Throughout the play, the characters deeply hurt one another only to discover through therapy, self-therapy, divorce, and escape that reality is preferable to delusion. And “Shalom” is preferable to hurt and despair and hopelessness. Health, completeness, harmony, fullness, prosperity, and peace reverse the anarchy that was unleashed on the world after 9/11. Humanity belongs not to some matrix of socio-religious constructs but belongs to a larger community connected by compassion. As Beth affirms at the play’s end, after being able to say “farewell and good-bye” to Alec, we belong to one another. She attests, “I reach them. I reach all of them, and I come to rest on their skin. My life – like a benediction – spreads out over them like a benediction.”

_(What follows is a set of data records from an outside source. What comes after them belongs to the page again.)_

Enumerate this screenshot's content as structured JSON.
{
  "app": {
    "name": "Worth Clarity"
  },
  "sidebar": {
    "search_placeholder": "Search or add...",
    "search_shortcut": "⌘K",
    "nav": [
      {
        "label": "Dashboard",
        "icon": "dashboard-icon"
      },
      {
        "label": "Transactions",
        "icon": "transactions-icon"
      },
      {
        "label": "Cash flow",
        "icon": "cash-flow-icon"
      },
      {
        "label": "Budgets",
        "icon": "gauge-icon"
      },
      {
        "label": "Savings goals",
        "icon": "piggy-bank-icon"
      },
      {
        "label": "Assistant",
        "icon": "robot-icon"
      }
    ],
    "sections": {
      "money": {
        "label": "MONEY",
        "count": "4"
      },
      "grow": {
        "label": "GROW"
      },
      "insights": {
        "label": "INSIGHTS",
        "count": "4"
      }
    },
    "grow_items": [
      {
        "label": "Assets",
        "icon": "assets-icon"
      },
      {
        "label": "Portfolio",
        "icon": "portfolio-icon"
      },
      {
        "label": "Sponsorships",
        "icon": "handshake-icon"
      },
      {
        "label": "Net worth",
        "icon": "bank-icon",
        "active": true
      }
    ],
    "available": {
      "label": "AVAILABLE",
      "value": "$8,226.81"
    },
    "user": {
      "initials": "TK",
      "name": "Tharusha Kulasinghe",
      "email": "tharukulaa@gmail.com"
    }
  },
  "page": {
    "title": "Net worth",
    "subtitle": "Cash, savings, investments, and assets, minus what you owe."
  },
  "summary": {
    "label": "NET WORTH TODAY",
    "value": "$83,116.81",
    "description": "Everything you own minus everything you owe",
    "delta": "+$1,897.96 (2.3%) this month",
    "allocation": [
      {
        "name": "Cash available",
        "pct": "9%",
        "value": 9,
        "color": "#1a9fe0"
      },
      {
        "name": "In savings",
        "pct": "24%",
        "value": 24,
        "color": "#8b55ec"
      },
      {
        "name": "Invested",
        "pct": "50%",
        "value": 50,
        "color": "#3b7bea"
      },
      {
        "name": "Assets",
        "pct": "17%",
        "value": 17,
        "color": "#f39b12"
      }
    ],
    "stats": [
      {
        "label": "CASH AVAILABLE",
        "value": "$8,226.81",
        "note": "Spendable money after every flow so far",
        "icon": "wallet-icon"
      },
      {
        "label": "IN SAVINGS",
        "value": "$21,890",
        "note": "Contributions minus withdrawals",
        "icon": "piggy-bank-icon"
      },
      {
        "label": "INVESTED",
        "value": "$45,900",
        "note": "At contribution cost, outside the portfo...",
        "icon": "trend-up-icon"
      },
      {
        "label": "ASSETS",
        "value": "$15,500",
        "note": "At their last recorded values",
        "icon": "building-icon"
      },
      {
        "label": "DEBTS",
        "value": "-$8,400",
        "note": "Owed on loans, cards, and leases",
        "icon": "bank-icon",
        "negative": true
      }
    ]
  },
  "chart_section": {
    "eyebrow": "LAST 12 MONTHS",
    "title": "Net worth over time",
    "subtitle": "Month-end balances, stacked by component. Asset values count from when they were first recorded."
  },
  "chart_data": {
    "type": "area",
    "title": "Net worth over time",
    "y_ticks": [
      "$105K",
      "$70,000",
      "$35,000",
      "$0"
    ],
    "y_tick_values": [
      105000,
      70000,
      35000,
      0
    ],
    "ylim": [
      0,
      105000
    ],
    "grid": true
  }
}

The conflicts in “Jericho” provide the “stuff” for an interesting plot with sufficient twists and turns and surprises to satisfy any audience: Mr. Canfora’s play is well written and multi-layered with complex characters and intriguing plot lines. The ensemble cast, under Evan Bergman’s inconsistent direction, delivers exquisite performances that expose the risks of honesty and commitment and affirm the equally risky business of compassion and forgiveness. After all, it was on the way to Jericho that a man from Samaria stopped to assist a man who was not “in his community.” The pacing is often laborious (especially in the first act) and Mr. Bergman allows the spark between the gifted actors to falter too often. Fortunately the cast still makes the script sizzle when it needs to.
Jessica Parks’ “barricade-like” set allows the remnants of 9/11 to frame the destructiveness of the relationships broken by the disaster and Jill Nagle’s lighting brings into focus the dynamics of fear, flight, and fantasy.
“Jericho” is a complex and challenging play that deserves a look and a future. Plan to see it before it closes shortly on November 3.